Christy Dunne

May 27, 2022

He is a north sider. 

Christopher “Christy” Dunne was born and raised and will one day die on the north side of the River Liffey. It’s the working-class side of Dublin and Christy takes pride in that.

He is a short man with a neck as wide as his head, probably somewhere north of 50, and his graying hair cropped close. He wears black tennis shoes, black shorts, and a red North Face tee shirt that fits a wee bit too snug about a middle age paunch. He will tell you that he’s put on a few pounds since his welter weight days in the 80s when he was the All Ireland champion with 57 K O’s .

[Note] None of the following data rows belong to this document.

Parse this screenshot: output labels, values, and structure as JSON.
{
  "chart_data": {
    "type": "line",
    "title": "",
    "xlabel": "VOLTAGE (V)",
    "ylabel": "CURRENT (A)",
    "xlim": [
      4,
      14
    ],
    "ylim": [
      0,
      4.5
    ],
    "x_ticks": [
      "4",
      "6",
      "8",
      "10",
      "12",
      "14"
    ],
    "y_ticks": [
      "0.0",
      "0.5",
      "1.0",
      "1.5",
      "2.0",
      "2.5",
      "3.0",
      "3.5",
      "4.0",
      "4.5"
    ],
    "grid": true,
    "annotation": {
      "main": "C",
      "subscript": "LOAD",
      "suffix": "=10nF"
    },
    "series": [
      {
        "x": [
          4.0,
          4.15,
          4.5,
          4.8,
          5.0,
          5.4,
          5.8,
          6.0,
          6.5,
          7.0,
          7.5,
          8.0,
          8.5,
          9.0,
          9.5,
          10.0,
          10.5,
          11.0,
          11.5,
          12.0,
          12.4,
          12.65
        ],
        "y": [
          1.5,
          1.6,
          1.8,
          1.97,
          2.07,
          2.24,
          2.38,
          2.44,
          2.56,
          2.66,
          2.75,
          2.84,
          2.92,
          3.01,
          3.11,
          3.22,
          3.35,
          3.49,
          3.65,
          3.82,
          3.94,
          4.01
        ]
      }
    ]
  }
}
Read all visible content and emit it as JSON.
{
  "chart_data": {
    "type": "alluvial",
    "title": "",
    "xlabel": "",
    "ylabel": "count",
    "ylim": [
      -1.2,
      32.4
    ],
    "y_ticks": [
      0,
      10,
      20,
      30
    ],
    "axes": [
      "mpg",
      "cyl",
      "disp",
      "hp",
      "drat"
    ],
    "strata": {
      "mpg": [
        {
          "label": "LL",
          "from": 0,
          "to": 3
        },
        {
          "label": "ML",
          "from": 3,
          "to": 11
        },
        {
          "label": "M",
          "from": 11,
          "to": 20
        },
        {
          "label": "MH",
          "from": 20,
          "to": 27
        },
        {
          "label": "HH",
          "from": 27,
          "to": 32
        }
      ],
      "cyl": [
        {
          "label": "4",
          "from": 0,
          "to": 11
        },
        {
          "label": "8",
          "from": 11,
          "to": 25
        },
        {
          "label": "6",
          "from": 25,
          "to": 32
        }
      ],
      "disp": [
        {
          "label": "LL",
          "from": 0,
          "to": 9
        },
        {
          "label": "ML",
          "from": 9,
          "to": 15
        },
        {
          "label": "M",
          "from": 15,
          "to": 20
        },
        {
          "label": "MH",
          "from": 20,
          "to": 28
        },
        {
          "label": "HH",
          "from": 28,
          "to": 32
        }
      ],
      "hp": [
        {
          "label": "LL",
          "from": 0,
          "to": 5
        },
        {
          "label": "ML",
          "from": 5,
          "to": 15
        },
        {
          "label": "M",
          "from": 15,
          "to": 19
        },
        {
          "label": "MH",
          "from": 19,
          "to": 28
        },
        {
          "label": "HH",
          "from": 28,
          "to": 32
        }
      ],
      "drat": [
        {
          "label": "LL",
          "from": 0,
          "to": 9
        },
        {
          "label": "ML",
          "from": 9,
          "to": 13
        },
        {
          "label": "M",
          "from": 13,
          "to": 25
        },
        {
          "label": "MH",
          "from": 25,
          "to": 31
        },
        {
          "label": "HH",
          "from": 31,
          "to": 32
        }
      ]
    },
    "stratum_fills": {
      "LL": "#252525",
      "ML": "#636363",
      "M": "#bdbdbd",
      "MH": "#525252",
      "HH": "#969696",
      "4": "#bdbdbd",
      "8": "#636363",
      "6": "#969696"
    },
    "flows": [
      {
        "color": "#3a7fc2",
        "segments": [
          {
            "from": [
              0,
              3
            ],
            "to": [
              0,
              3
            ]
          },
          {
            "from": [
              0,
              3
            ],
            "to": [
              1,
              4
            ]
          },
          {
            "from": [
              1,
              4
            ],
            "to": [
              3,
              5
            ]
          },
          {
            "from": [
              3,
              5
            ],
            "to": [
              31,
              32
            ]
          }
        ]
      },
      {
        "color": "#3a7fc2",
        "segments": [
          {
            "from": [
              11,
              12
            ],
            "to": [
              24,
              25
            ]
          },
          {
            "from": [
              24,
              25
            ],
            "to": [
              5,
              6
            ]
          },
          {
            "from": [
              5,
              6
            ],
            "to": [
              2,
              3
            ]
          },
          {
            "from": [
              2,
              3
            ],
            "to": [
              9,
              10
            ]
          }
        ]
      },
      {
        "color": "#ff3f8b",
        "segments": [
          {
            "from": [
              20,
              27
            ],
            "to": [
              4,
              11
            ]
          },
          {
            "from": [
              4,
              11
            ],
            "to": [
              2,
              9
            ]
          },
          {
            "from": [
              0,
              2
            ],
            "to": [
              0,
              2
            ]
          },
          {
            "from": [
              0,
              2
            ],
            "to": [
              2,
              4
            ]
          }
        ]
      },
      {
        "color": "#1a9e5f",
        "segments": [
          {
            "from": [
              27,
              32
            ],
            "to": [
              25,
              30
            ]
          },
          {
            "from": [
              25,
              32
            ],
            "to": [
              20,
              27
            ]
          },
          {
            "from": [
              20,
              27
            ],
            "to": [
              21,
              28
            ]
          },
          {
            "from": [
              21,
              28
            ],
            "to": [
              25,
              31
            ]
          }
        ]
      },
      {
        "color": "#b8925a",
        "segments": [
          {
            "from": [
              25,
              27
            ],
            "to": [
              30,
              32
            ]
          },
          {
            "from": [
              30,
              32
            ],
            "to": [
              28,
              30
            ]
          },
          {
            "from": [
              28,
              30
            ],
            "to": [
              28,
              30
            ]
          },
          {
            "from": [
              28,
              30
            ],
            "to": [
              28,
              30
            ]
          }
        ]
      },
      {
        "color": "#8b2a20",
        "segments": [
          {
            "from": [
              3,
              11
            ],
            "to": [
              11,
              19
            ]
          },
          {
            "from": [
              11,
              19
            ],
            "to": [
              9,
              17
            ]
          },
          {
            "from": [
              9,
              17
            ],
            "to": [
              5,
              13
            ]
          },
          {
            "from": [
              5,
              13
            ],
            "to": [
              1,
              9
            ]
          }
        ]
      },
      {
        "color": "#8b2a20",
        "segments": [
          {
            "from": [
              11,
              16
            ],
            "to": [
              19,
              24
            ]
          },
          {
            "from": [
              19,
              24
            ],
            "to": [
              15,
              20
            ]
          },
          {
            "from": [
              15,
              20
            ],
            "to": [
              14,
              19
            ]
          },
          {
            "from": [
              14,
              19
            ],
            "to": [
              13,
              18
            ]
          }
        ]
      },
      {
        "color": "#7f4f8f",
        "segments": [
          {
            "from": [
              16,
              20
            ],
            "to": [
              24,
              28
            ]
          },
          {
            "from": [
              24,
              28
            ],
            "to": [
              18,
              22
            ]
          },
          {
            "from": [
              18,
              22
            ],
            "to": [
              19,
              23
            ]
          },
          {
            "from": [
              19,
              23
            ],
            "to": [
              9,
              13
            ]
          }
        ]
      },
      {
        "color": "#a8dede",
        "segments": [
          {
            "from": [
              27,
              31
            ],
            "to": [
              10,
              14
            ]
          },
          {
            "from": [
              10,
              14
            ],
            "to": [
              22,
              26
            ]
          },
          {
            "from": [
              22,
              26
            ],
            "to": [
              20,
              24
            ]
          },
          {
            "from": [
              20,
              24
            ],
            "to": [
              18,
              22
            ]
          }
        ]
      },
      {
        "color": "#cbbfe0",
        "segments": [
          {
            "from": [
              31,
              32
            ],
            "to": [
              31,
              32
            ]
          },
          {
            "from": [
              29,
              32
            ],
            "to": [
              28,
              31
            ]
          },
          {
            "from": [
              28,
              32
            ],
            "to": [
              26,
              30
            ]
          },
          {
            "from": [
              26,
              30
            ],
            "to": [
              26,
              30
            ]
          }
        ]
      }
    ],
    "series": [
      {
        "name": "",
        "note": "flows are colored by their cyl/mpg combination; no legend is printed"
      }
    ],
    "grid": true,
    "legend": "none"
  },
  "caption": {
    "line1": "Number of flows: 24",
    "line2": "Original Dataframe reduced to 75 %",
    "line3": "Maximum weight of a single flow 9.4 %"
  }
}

He drives through Dublin, effortlessly darting between lanes, rolling down his window to give Sharon a tease because her car is sporting a handicapped license plate when he knows she just came from climbing the hills of Athens, or another cabby who is already regretting, before he has even left Dublin, that he agreed to drive a group of dim-witted Americans to sightsee in Belfast. Christy turned down the high fare jaunt because he had to get back to “train the kids” at the boxing gym.

His phone rings. His wife. He politely tells her he can’t talk now. He hangs up and explains what he sees as the beauty of owning his own taxi. If a customer pisses him off, he can call it a day and go home. And if his wife pisses him off, he can tell her there’s hurling match at “the Croker” and the fare rich fans streaming from the stands  is just too lucrative to pass up. When we tell Christy that we are getting married, he asks if we have been married before. We tell him yes. He pauses with a wry grin and tells us “ye’s look happy.” Then, chuckling, not really meaning it, he says “so there’s a chance I could be happy again too? , 

A cyclist darts in front of us as and Christy, who will tell you he’s not a fan of the sport, announces with a mischievous grin at us in his rear-view mirror, “Watch this. I’ll wash his face for him” We catch up and as Christy passes, he turns his wipers and window wash on, spraying the cyclist. 

When he’s not teaching his lads boxing, Christy is a fan of Irish football and hurling. Dublin is the perennial powerhouse in football, but Kilkenny, Cork and Tipperary own hurling. Christy takes pride in the fact that both leagues are amateur, not professional, and 83,000 Dubliners will fill The Croker to watch them.

We arrive at Hertz to pick up our car to head toward Newgrange and the Mourne Mountains.  Christy grabs our bags. I ask if I might take a picture. He pretends to plant a big kiss on Cathy, shakes my hand, tells me I’m a lucky man, and tells Sean, the parking lot attendant at Hertz, another Dubliner Christy knows, 

“Ye take good care of me friends, now lad.”